Crafting a way forward
While France is active in Africa, and thus of immediate interest to SA because of its focus on the continent, the two do not always have shared analyses on continental conflicts. Libya and Cote d’Ivoire are a case in point. The decision of the French government this week to recognise the Syrian opposition alliance is likely to add one more item of tension to the relationship. South Africa has strongly argued for an internal resolution of the conflict, albeit with support from the outside, not one that is externally imposed. Thus, Syria may potentially impact the overall tone of dialogue between the two countries.
However, both France and South Africa share similar concerns in Africa including, peace and security, promoting economic development, democracy and good governance.
To promote these meaningfully would require partnership and cooperation on the part of both countries. Competition and suspicion would be counterproductive with regard to the creation of a peaceful and prosperous Africa. Peace and security are key elements in South Africa’s African Agenda and the United Nations Security Council, of which South Africa is not a permanent member, remains the crucial arbiter.
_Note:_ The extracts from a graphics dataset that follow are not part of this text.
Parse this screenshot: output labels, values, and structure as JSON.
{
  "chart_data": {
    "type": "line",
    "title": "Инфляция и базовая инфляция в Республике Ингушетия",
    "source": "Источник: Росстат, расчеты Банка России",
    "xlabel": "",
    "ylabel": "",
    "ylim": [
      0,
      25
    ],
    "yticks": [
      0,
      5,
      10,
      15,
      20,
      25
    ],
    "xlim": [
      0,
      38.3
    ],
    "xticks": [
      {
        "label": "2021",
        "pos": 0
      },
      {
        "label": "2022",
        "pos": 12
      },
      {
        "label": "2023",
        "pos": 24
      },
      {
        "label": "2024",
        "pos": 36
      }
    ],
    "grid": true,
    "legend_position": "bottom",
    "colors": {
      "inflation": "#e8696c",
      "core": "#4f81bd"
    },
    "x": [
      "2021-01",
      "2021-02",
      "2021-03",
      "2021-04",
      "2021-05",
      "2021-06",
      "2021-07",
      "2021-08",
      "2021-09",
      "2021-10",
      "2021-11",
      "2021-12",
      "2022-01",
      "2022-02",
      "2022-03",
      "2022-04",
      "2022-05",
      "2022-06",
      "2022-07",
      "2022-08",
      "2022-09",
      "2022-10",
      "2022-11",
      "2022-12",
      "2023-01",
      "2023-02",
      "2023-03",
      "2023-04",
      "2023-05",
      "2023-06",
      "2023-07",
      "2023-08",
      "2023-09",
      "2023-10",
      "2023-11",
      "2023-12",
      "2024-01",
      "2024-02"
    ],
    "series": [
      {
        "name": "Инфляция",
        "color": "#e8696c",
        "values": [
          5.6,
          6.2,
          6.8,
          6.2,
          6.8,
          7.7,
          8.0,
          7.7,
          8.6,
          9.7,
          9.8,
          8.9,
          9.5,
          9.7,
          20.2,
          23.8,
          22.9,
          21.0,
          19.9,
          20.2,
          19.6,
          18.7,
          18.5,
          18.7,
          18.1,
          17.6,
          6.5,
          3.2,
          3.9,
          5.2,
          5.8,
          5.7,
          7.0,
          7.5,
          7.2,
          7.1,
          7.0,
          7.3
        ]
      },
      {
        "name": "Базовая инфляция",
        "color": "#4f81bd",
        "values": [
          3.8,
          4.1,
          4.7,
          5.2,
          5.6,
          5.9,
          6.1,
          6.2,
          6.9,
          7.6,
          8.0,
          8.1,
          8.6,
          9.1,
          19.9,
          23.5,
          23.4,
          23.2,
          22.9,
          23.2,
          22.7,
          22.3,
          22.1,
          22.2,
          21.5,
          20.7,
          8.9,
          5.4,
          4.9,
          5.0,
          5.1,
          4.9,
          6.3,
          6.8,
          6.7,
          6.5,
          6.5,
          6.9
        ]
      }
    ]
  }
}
With South Africa’s non-permanent membership coming to an end in December 2012, the country will need to consolidate its partnership with France in order to ensure that its voice is heard on Security Council resolutions that relate to African issues. To do so would require of South Africa to accept that it is in the national interest of France to pursue an activist Africa policy.
For her part, France also needs South Africa in order to pursue these interests and legitimise its agenda in Africa. With both countries working closely in delivering Security Council resolution 2071 on the situation in Northern Mali in October 2012, possibilities for partnership exist. These should be nurtured and be extended to other domains, including defence diplomacy and closer security cooperation.
After all, there are clear limits to pursuing security approaches that do not take into account the interests of the two capitals. The development of common approaches to conflict management should be promoted and seen as a priority going forward. Reaching this stage would require trust and confidence building measures in order to advance the relationship.
With both Presidents Jacob Zuma and François Hollande having met on the margins of the G20 Summit in June 2012 in Los Cabos, Mexico, a window of opportunity exist for both countries to deepen cooperation in order to jointly deliver on global public goods in Africa.
Alfredo Tjiurimo HENGARI is Head of the South African Foreign Policy and African Drivers Programme at the South African Institute of International Affairs, based at the University of the Witwatersrand, Johannesburg.